Acheter du Tamiflu contre la grippe H1N1 sur internet, rien de plus simple et les internautes sont de plus en plus nombreux à le faire alors que cette opération n'est pas sans risque et permet aux cybercriminels d'engranger des millions de dollars.

«Avec la recrudescence des cas de grippe A, les gens s'inquiètent et nous avons constaté que le Tamiflu faisait exploser les ventes des pharmacies en ligne depuis quelques semaines», explique Michel Lanaspèze de Sophos, société de sécurité informatique.

Selon Sophos, qui a mené une enquête sur le sujet, les plus gros acheteurs sont aux États-Unis, en Allemagne, au Royaume-Uni, au Canada et en France, où les médicaments sur ordonnance sont normalement exclusivement vendus en pharmacie.

Selon l'Office central de lutte contre les atteintes à l'environnement et à la santé publique (Oclaes), 125 sites illégaux de vente de médicaments, en français et consultables à partir de la France, ont été identifiés.

Premier moyen de promotion de ces sites: les pourriels! Ces derniers mois, le web a vu se multiplier ces courriers indésirables vantant les pharmacies en ligne: aujourd'hui, près de 60% concernent la vente de médicaments, soit des centaines de millions par an.

«Il est très rare qu'une actualité change subitement le contenu des spams comme vient de le faire la grippe A, mais c'est bien la preuve des revenus que cela génère», analyse Jean-Philippe Bichard de la société d'anti-virus Kaspersky Lab.

Les achats de médicaments via des sites web posent en effet de nombreux problèmes, comme l'a rappelé dernièrement Interpol: il n'y a «aucune garantie quant à l'innocuité, la qualité ou l'efficacité» des produits proposés par «les pharmacies opérant sans autorisation et illégalement sur internet».

L'organisation de police internationale a d'ailleurs mené jeudi une vaste opération de saisie de médicaments vendus sur internet et fermé plus de 70 sites.

«Au mieux, ce médicament est inefficace, au pire c'est un produit contrefait ou mal dosé qui est dangereux pour la santé», confirme François Paget, chercheur chez McAfee, société américaine de sécurité informatique.

Outre le danger sanitaire, les transactions sur ces sites sont parfois l'occasion pour les cybercriminels d'actions frauduleuses, type hameçonnage qui permet aux malfaiteurs de récupérer les données bancaires des internautes ou de placer des programmes malveillants sur leur ordinateur.

Ce trafic très lucratif représenterait des millions d'euros de revenus par an, selon l'étude de Sophos.

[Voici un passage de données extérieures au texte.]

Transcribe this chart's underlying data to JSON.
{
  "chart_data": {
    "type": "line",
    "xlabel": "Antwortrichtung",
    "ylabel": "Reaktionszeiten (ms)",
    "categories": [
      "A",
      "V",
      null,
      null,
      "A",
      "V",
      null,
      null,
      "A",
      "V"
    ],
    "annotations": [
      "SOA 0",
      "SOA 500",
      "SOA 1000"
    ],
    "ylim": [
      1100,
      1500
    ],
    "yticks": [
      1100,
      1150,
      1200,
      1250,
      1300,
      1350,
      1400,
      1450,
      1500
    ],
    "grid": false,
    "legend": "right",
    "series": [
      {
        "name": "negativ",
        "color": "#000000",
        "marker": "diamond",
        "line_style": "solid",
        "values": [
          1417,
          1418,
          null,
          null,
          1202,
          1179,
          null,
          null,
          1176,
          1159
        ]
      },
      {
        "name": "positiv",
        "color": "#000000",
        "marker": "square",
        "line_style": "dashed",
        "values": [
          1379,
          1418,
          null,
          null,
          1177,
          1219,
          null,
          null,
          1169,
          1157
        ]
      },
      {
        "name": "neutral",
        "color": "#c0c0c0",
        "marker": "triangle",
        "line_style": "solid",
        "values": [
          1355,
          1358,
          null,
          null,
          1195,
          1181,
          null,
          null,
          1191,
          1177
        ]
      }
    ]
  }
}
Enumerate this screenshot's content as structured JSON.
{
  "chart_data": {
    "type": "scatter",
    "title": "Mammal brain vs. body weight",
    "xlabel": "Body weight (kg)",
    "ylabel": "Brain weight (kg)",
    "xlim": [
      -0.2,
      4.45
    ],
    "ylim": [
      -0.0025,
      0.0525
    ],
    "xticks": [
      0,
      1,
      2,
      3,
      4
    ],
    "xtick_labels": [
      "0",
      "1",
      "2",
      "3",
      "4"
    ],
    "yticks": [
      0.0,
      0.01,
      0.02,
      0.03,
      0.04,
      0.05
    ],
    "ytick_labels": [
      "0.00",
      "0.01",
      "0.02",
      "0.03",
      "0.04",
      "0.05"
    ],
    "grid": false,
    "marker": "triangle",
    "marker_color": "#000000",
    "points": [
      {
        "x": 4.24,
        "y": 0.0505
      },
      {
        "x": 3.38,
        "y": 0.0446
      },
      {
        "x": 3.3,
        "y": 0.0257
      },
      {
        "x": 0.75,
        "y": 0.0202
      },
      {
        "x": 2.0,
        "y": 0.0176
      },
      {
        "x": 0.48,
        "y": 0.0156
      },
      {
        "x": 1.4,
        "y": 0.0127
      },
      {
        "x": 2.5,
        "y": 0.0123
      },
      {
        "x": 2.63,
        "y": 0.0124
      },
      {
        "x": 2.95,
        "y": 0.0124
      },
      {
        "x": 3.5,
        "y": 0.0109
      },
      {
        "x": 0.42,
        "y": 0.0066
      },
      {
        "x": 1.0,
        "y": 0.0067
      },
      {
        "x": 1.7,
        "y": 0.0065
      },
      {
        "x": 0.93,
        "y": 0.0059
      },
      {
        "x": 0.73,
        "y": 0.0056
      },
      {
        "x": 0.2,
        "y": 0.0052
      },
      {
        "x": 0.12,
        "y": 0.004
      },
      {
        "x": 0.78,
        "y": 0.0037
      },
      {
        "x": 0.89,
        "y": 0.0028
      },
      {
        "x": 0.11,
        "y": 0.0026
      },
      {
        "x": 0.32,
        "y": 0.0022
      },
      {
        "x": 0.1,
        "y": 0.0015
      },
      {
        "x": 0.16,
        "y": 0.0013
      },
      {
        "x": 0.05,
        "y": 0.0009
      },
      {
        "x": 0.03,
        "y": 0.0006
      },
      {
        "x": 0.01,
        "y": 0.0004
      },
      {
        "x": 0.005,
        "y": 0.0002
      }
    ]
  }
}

Ils optent donc pour des techniques de plus en plus sophistiquées pour attirer les internautes et notamment la manipulation de moteurs de recherche.

À l'aide de pirates qui surchargent par exemple les blogues de liens menant à des pharmacies virtuelles illicites, les malfaiteurs parviennent à mettre en avant, via les moteurs de recherche, les pages proposant la vente de Tamiflu.

Une pratique qui rapporte de plus en plus, les hackers étant payés à la commission sur les ventes, explique Sophos. Sur un réseau russe, cet été, un expert informatique touchait 6000 dollars par jour pour servir de «rabatteurs», raconte la société de sécurité, et depuis quelques semaines, les montants avoisineraient les 16 000 dollars journaliers.

«Le problème est que ceux qui font de la manipulation de moteurs de recherche ne craignent rien juridiquement, même si la finalité de tout cela est répréhensible», précise M. Lanaspèze. Un vide juridique que les cybercriminels, aujourd'hui organisés comme de véritables mafias, ont eu vite fait d'exploiter.